Zemeckis may not be fully to blame here, it is more his process as a director when he’s in full on fantasy mode. While that may have given us plenty of gems, there were a few clunkers. He might never be forgiven for reusing his Forrest Gump formula on the true story of a trauma survivor’s coping mechanisms in Welcome to Marwen. What Nicolas Roeg and Jim Henson did in 1990 with Dahl’s manuscript shrieked cautionary terror from the very get go. Zemeckis sees no reason to follow in those footsteps, aiming for a more sanitized spin of Dahl’s manuscript. Instead of realistic puppets, boundary-pushing prosthetics and inventive POV photography, we get stale CGI characterizations and faux pop-fabricated scenery. Cute as they appear, they are far from a specialty in 2020. Functional, yes. Typical of Zemeckis’ consistent pace, very likely. Ripping off Ratatouille by an insane degree in spots, unashamedly.

Many of the director’s frequent contributors lend time, and a certain level of effort to pumping up the charm, but not so much to distinguish away from Robert’s past efforts that it’s all by now a generic cadence. Don Burgess’s enthusiasm for wide tracking shots holds firm here, as does Alan Silvestri’s OD-on-whimsy musical trills, and Joanna Johnston’s period-accurate costuming, vaguely echoing Marit Allen’s near-petrifying expression of coven culture on the original.

That really cannot be said for Hathaway, who sees a glorious opportunity to flex her comedic chops, but van only go so far in the shadow of Anjelica Huston, who forever immortalized the High Council Witch. Her presence on screen amid her cronies screams over-the-top, with the Eastern European first lady accent nailed down accurately. Bruno and Eastick offer authenticity in their collective sense of childlike curiosity, while Chenoweth is somewhat the lame duck of the rodent trio. While her character might make for a quirky pet after having been taught a few tricks, we didn’t get much in the way of trickery that wasn’t already put to manageable use in, perhaps Rio.

Elsewhere, Miss Spencer cannot easily shake her conventional wisdom act, we’ve seen too much of her in that level of performance in a decade that’s seen her stock rise. The only performer who busts out without even trying, in an effortless screen turn is Stanley Tucci, portraying the snidely, twirl-able handlebar mustache wearing hotel manager looking to keep order against Hathaway, his former Devil Wears Prada associate. He is agile, nimble, and physically adaptive without being asked, going the extra mile for the camera even if most of what he’s playing with is far from realistic.

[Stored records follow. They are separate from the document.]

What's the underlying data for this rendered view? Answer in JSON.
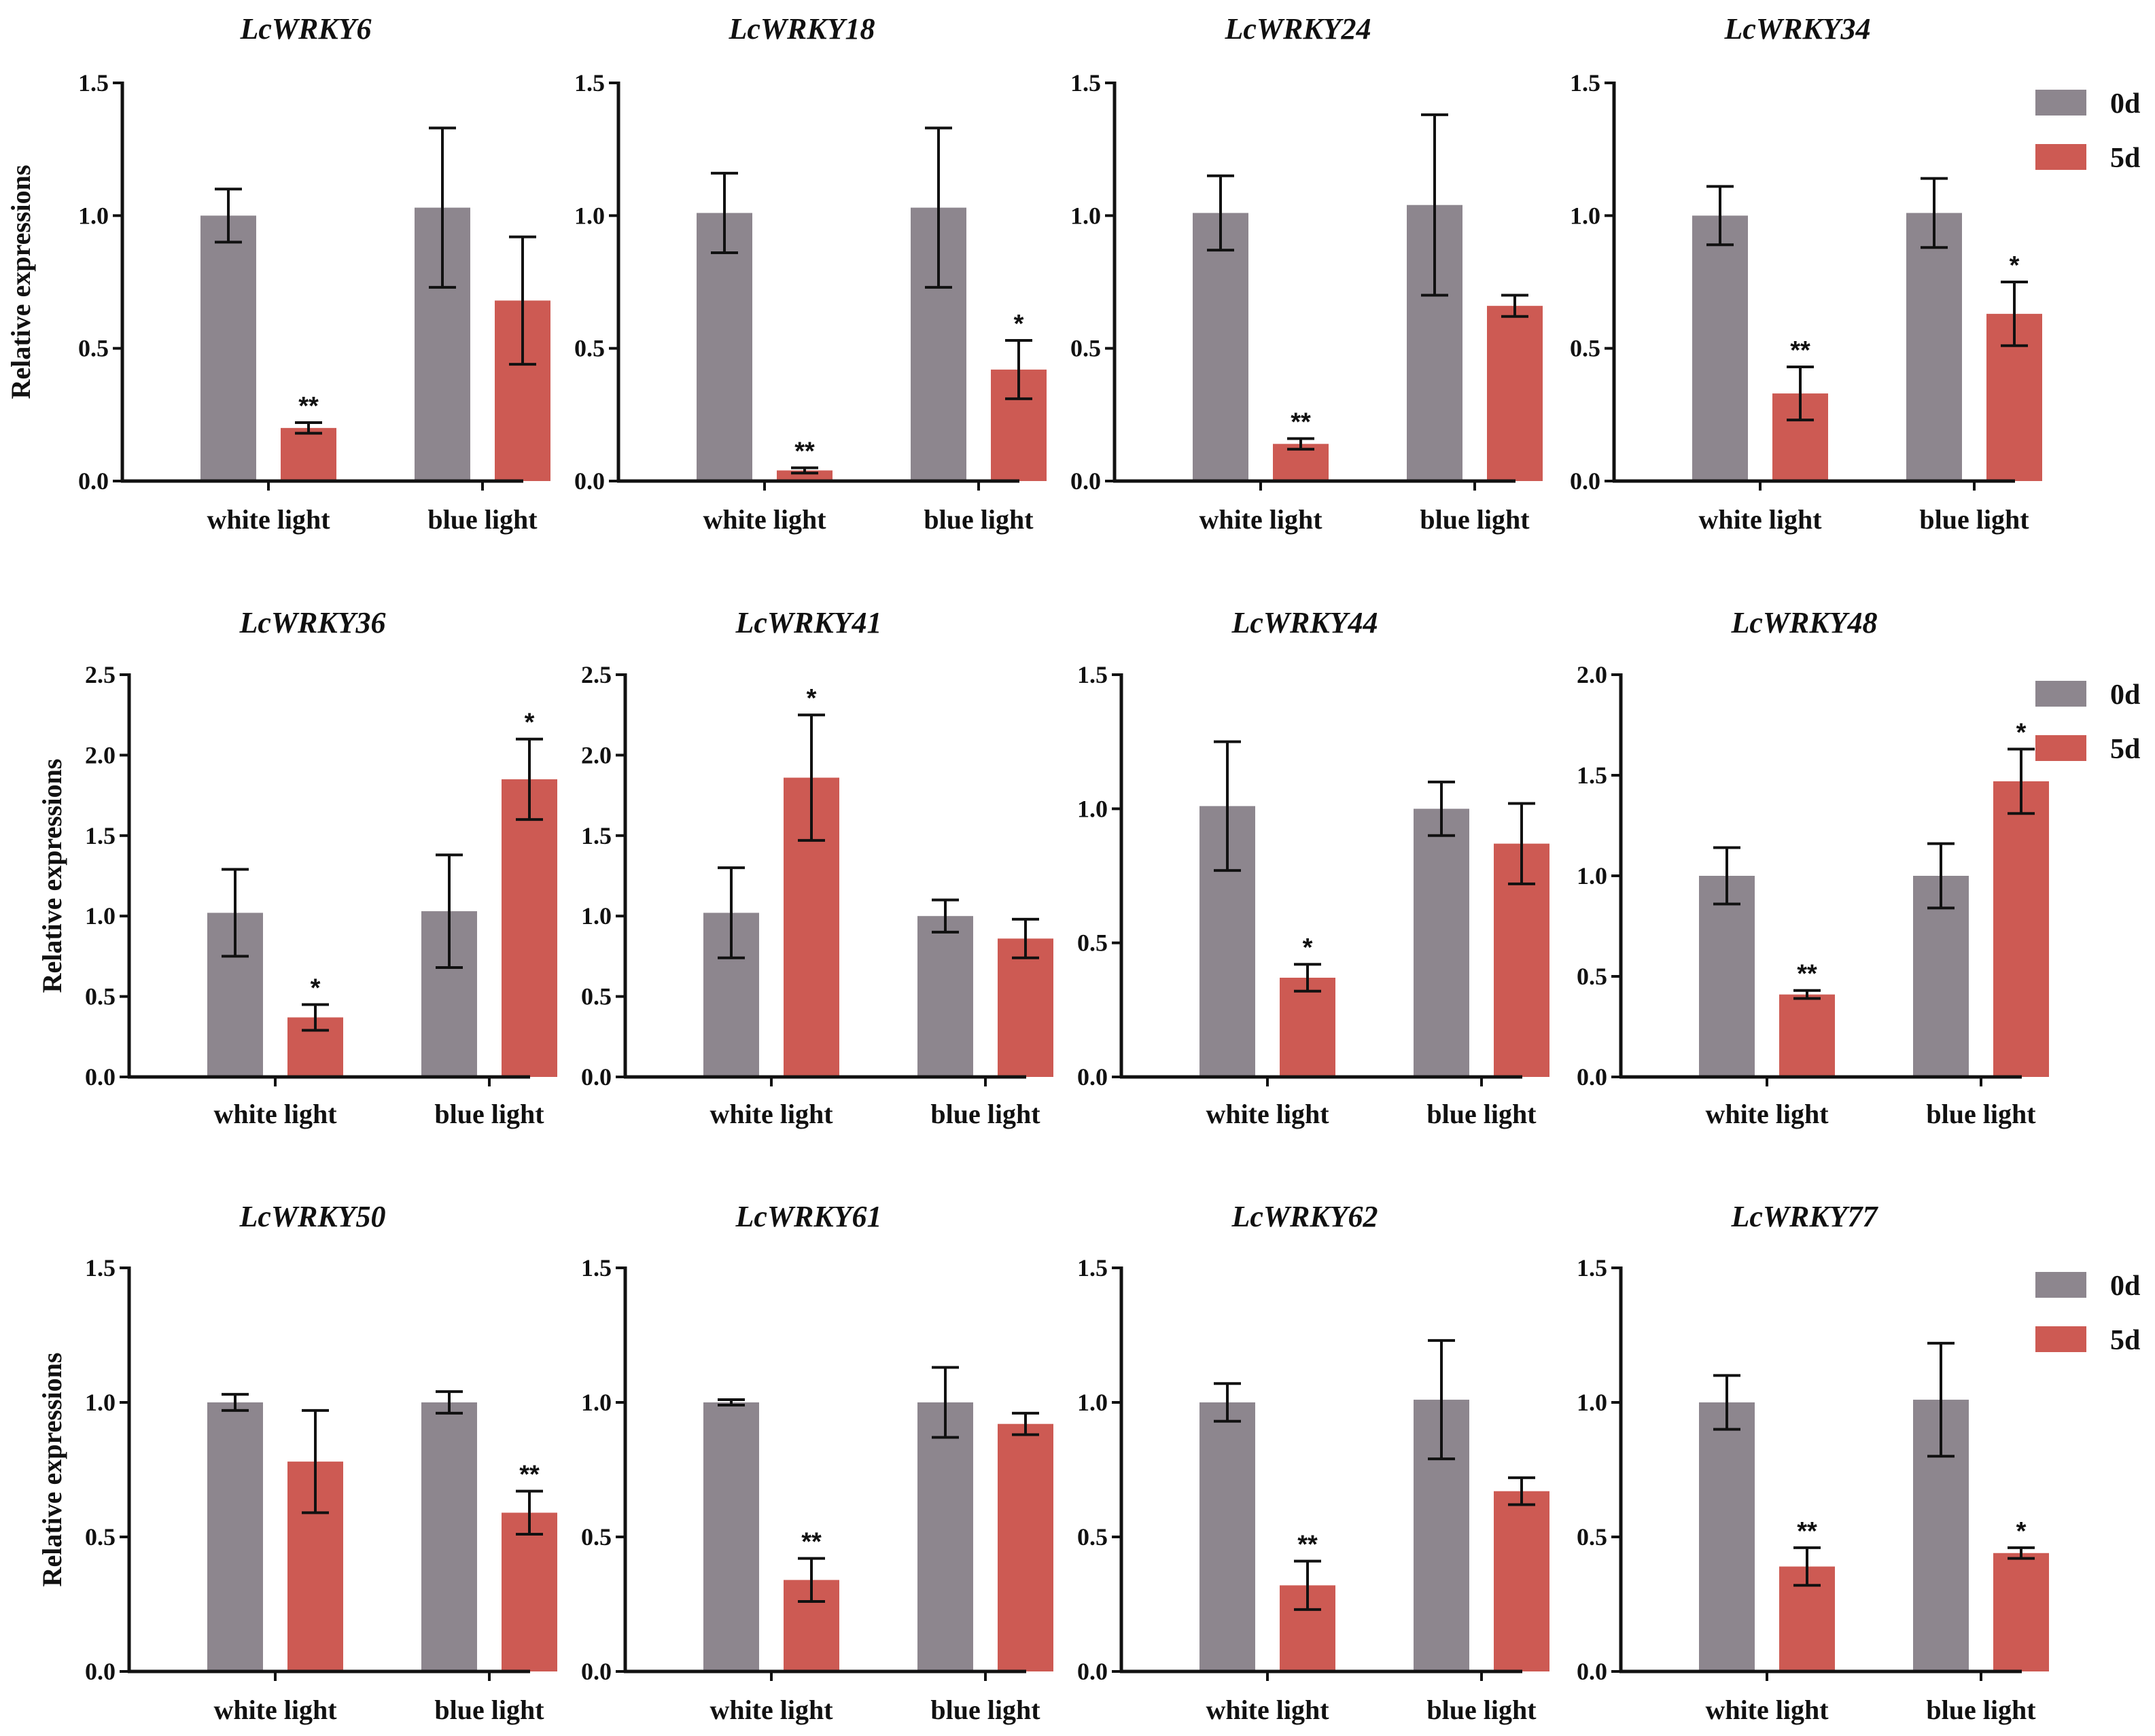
{
  "colors": {
    "day0": "#8d868e",
    "day5": "#cd5a53",
    "axis": "#111111"
  },
  "legend": {
    "labels": [
      "0d",
      "5d"
    ]
  },
  "chart_data": [
    {
      "type": "bar",
      "title": "LcWRKY6",
      "ylabel": "Relative expressions",
      "categories": [
        "white light",
        "blue light"
      ],
      "ylim": [
        0,
        1.5
      ],
      "yticks": [
        "0.0",
        "0.5",
        "1.0",
        "1.5"
      ],
      "series": [
        {
          "name": "0d",
          "values": [
            1.0,
            1.03
          ],
          "errors": [
            0.1,
            0.3
          ]
        },
        {
          "name": "5d",
          "values": [
            0.2,
            0.68
          ],
          "errors": [
            0.02,
            0.24
          ]
        }
      ],
      "significance": [
        "**",
        ""
      ]
    },
    {
      "type": "bar",
      "title": "LcWRKY18",
      "ylabel": "",
      "categories": [
        "white light",
        "blue light"
      ],
      "ylim": [
        0,
        1.5
      ],
      "yticks": [
        "0.0",
        "0.5",
        "1.0",
        "1.5"
      ],
      "series": [
        {
          "name": "0d",
          "values": [
            1.01,
            1.03
          ],
          "errors": [
            0.15,
            0.3
          ]
        },
        {
          "name": "5d",
          "values": [
            0.04,
            0.42
          ],
          "errors": [
            0.01,
            0.11
          ]
        }
      ],
      "significance": [
        "**",
        "*"
      ]
    },
    {
      "type": "bar",
      "title": "LcWRKY24",
      "ylabel": "",
      "categories": [
        "white light",
        "blue light"
      ],
      "ylim": [
        0,
        1.5
      ],
      "yticks": [
        "0.0",
        "0.5",
        "1.0",
        "1.5"
      ],
      "series": [
        {
          "name": "0d",
          "values": [
            1.01,
            1.04
          ],
          "errors": [
            0.14,
            0.34
          ]
        },
        {
          "name": "5d",
          "values": [
            0.14,
            0.66
          ],
          "errors": [
            0.02,
            0.04
          ]
        }
      ],
      "significance": [
        "**",
        ""
      ]
    },
    {
      "type": "bar",
      "title": "LcWRKY34",
      "ylabel": "",
      "categories": [
        "white light",
        "blue light"
      ],
      "ylim": [
        0,
        1.5
      ],
      "yticks": [
        "0.0",
        "0.5",
        "1.0",
        "1.5"
      ],
      "series": [
        {
          "name": "0d",
          "values": [
            1.0,
            1.01
          ],
          "errors": [
            0.11,
            0.13
          ]
        },
        {
          "name": "5d",
          "values": [
            0.33,
            0.63
          ],
          "errors": [
            0.1,
            0.12
          ]
        }
      ],
      "significance": [
        "**",
        "*"
      ]
    },
    {
      "type": "bar",
      "title": "LcWRKY36",
      "ylabel": "Relative expressions",
      "categories": [
        "white light",
        "blue light"
      ],
      "ylim": [
        0,
        2.5
      ],
      "yticks": [
        "0.0",
        "0.5",
        "1.0",
        "1.5",
        "2.0",
        "2.5"
      ],
      "series": [
        {
          "name": "0d",
          "values": [
            1.02,
            1.03
          ],
          "errors": [
            0.27,
            0.35
          ]
        },
        {
          "name": "5d",
          "values": [
            0.37,
            1.85
          ],
          "errors": [
            0.08,
            0.25
          ]
        }
      ],
      "significance": [
        "*",
        "*"
      ]
    },
    {
      "type": "bar",
      "title": "LcWRKY41",
      "ylabel": "",
      "categories": [
        "white light",
        "blue light"
      ],
      "ylim": [
        0,
        2.5
      ],
      "yticks": [
        "0.0",
        "0.5",
        "1.0",
        "1.5",
        "2.0",
        "2.5"
      ],
      "series": [
        {
          "name": "0d",
          "values": [
            1.02,
            1.0
          ],
          "errors": [
            0.28,
            0.1
          ]
        },
        {
          "name": "5d",
          "values": [
            1.86,
            0.86
          ],
          "errors": [
            0.39,
            0.12
          ]
        }
      ],
      "significance": [
        "*",
        ""
      ]
    },
    {
      "type": "bar",
      "title": "LcWRKY44",
      "ylabel": "",
      "categories": [
        "white light",
        "blue light"
      ],
      "ylim": [
        0,
        1.5
      ],
      "yticks": [
        "0.0",
        "0.5",
        "1.0",
        "1.5"
      ],
      "series": [
        {
          "name": "0d",
          "values": [
            1.01,
            1.0
          ],
          "errors": [
            0.24,
            0.1
          ]
        },
        {
          "name": "5d",
          "values": [
            0.37,
            0.87
          ],
          "errors": [
            0.05,
            0.15
          ]
        }
      ],
      "significance": [
        "*",
        ""
      ]
    },
    {
      "type": "bar",
      "title": "LcWRKY48",
      "ylabel": "",
      "categories": [
        "white light",
        "blue light"
      ],
      "ylim": [
        0,
        2.0
      ],
      "yticks": [
        "0.0",
        "0.5",
        "1.0",
        "1.5",
        "2.0"
      ],
      "series": [
        {
          "name": "0d",
          "values": [
            1.0,
            1.0
          ],
          "errors": [
            0.14,
            0.16
          ]
        },
        {
          "name": "5d",
          "values": [
            0.41,
            1.47
          ],
          "errors": [
            0.02,
            0.16
          ]
        }
      ],
      "significance": [
        "**",
        "*"
      ]
    },
    {
      "type": "bar",
      "title": "LcWRKY50",
      "ylabel": "Relative expressions",
      "categories": [
        "white light",
        "blue light"
      ],
      "ylim": [
        0,
        1.5
      ],
      "yticks": [
        "0.0",
        "0.5",
        "1.0",
        "1.5"
      ],
      "series": [
        {
          "name": "0d",
          "values": [
            1.0,
            1.0
          ],
          "errors": [
            0.03,
            0.04
          ]
        },
        {
          "name": "5d",
          "values": [
            0.78,
            0.59
          ],
          "errors": [
            0.19,
            0.08
          ]
        }
      ],
      "significance": [
        "",
        "**"
      ]
    },
    {
      "type": "bar",
      "title": "LcWRKY61",
      "ylabel": "",
      "categories": [
        "white light",
        "blue light"
      ],
      "ylim": [
        0,
        1.5
      ],
      "yticks": [
        "0.0",
        "0.5",
        "1.0",
        "1.5"
      ],
      "series": [
        {
          "name": "0d",
          "values": [
            1.0,
            1.0
          ],
          "errors": [
            0.01,
            0.13
          ]
        },
        {
          "name": "5d",
          "values": [
            0.34,
            0.92
          ],
          "errors": [
            0.08,
            0.04
          ]
        }
      ],
      "significance": [
        "**",
        ""
      ]
    },
    {
      "type": "bar",
      "title": "LcWRKY62",
      "ylabel": "",
      "categories": [
        "white light",
        "blue light"
      ],
      "ylim": [
        0,
        1.5
      ],
      "yticks": [
        "0.0",
        "0.5",
        "1.0",
        "1.5"
      ],
      "series": [
        {
          "name": "0d",
          "values": [
            1.0,
            1.01
          ],
          "errors": [
            0.07,
            0.22
          ]
        },
        {
          "name": "5d",
          "values": [
            0.32,
            0.67
          ],
          "errors": [
            0.09,
            0.05
          ]
        }
      ],
      "significance": [
        "**",
        ""
      ]
    },
    {
      "type": "bar",
      "title": "LcWRKY77",
      "ylabel": "",
      "categories": [
        "white light",
        "blue light"
      ],
      "ylim": [
        0,
        1.5
      ],
      "yticks": [
        "0.0",
        "0.5",
        "1.0",
        "1.5"
      ],
      "series": [
        {
          "name": "0d",
          "values": [
            1.0,
            1.01
          ],
          "errors": [
            0.1,
            0.21
          ]
        },
        {
          "name": "5d",
          "values": [
            0.39,
            0.44
          ],
          "errors": [
            0.07,
            0.02
          ]
        }
      ],
      "significance": [
        "**",
        "*"
      ]
    }
  ]
}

Bless Mr. Rock for trying to set the tone with his wise aging tenor voice, though his presence would make more sense if The Witches had tried a bit harder to lean closer to the novel. It fails to lean just hard enough on the good vs evil battle until it was convenient, much close to the tail end than any of us would’ve preferred. Zemeckis spends the entire film figuring out just what he got himself into, and we’re all along for the very awkward, squeaky-clean ride. Like a weak offering at Disneyland, but missing of any salt, sugar, or even garlic, which just makes it even worse. The danger, the fright, the mere quirkiness of Roald Dahl’s writing is shaved away in effort to keep wary parents from not going overboard. No doubt, the target audience, skewered down significantly here will be pleased by the CGI cuteness and storybook simplemindedness. This could easily be the last straw for Zemeckis’s Hollywood hit parade, but he could easily surprise a waiting audience yet again. For now, unless the kids are not ready to handle the macabre just yet, it’d be wise to skip this remake, and look toward Roeg’s Pan-European horror masterclass of the same name. At least then, actual things for the greater good of film are bound to happen. (D+; 2/5 Horns Up!)

The Witches is currently streaming on HBO Max; rated PG for scary images/moments, language and thematic elements; 106 minutes.